Automatic Bi-modal Question Title Generation for Stack Overflow with Prompt Learning
Shaoyu Yang, Xiang Chen, Ke Liu, Guang Yang, Chi Yu
TL;DR
This work tackles automatic Stack Overflow question title generation by leveraging bi-modal post content (code snippets and problem descriptions) through prompt learning. It introduces SOTitle+, a three-phase approach combining a high-quality, multi-language corpus, hybrid prompt-tuned CodeT5, and multi-task learning across six languages to generate concise, informative titles. Across automatic metrics and human evaluation, SOTitle+ outperforms four strong baselines, with notable gains especially in low-resource languages and when comparing prompt-tuning to fine-tuning.

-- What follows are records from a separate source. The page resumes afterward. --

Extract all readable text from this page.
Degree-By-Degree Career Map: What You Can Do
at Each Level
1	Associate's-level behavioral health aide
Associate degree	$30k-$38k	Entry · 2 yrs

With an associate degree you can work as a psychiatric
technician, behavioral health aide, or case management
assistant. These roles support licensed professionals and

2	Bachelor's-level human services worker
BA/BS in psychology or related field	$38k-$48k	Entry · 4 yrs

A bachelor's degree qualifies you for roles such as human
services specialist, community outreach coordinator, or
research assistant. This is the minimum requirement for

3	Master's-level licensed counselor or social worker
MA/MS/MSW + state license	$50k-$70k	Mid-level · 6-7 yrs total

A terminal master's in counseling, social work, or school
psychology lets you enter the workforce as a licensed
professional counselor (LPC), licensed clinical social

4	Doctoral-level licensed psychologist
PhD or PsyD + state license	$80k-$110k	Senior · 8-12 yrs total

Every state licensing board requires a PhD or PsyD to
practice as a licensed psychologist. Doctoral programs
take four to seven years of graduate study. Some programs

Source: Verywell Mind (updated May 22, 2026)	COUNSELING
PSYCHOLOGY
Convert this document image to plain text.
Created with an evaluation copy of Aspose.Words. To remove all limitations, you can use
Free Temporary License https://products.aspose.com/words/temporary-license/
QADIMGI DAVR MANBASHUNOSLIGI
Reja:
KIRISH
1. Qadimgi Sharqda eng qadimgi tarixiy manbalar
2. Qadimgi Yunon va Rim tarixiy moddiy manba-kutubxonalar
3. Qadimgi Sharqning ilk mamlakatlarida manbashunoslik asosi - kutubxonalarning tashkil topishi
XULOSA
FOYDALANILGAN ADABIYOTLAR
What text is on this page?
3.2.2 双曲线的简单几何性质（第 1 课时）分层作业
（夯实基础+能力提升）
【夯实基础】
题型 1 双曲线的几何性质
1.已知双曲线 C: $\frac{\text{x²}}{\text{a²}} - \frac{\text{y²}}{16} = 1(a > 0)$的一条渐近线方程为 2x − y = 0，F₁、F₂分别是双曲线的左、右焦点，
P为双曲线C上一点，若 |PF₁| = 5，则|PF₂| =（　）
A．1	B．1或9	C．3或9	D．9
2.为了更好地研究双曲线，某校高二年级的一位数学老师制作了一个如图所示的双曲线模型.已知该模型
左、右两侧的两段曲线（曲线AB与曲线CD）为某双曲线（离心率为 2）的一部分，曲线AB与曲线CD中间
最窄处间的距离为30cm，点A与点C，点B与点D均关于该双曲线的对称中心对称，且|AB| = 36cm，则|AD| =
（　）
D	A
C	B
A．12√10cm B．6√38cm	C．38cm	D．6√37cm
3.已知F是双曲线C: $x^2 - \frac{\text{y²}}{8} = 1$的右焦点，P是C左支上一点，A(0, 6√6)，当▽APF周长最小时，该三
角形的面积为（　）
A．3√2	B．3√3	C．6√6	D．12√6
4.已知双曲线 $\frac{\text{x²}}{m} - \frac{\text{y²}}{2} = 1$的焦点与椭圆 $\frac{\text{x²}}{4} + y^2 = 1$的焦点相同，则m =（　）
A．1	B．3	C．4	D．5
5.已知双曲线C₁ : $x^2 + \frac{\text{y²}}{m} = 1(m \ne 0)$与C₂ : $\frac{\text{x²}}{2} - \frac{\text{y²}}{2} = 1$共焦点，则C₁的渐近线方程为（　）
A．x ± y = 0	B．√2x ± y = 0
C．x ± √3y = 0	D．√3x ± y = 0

The study demonstrates the value of bi-modal information and prompt learning for software engineering tasks, and releases a large corpus, tools, and prompts to foster further research and practical title-generation support for Stack Overflow users.
Abstract
When drafting question posts for Stack Overflow, developers may not accurately summarize the core problems in the question titles, which can cause these questions to not get timely help. Therefore, improving the quality of question titles has attracted the wide attention of researchers. An initial study aimed to automatically generate the titles by only analyzing the code snippets in the question body. However, this study ignored the helpful information in their corresponding problem descriptions. Therefore, we propose an approach SOTitle+ by considering bi-modal information (i.e., the code snippets and the problem descriptions) in the question body. Then we formalize the title generation for different programming languages as separate but related tasks and utilize multi-task learning to solve these tasks. Later we fine-tune the pre-trained language model CodeT5 to automatically generate the titles. Unfortunately, the inconsistent inputs and optimization objectives between the pre-training task and our investigated task may make fine-tuning hard to fully explore the knowledge of the pre-trained model. To solve this issue, SOTitle+ further prompt-tunes CodeT5 with hybrid prompts (i.e., mixture of hard and soft prompts). To verify the effectiveness of SOTitle+, we construct a large-scale high-quality corpus from recent data dumps shared by Stack Overflow. Our corpus includes 179,119 high-quality question posts for six popular programming languages. Experimental results show that SOTitle+ can significantly outperform four state-of-the-art baselines in both automatic evaluation and human evaluation. Our work indicates that considering bi-modal information and prompt learning in Stack Overflow title generation is a promising exploration direction.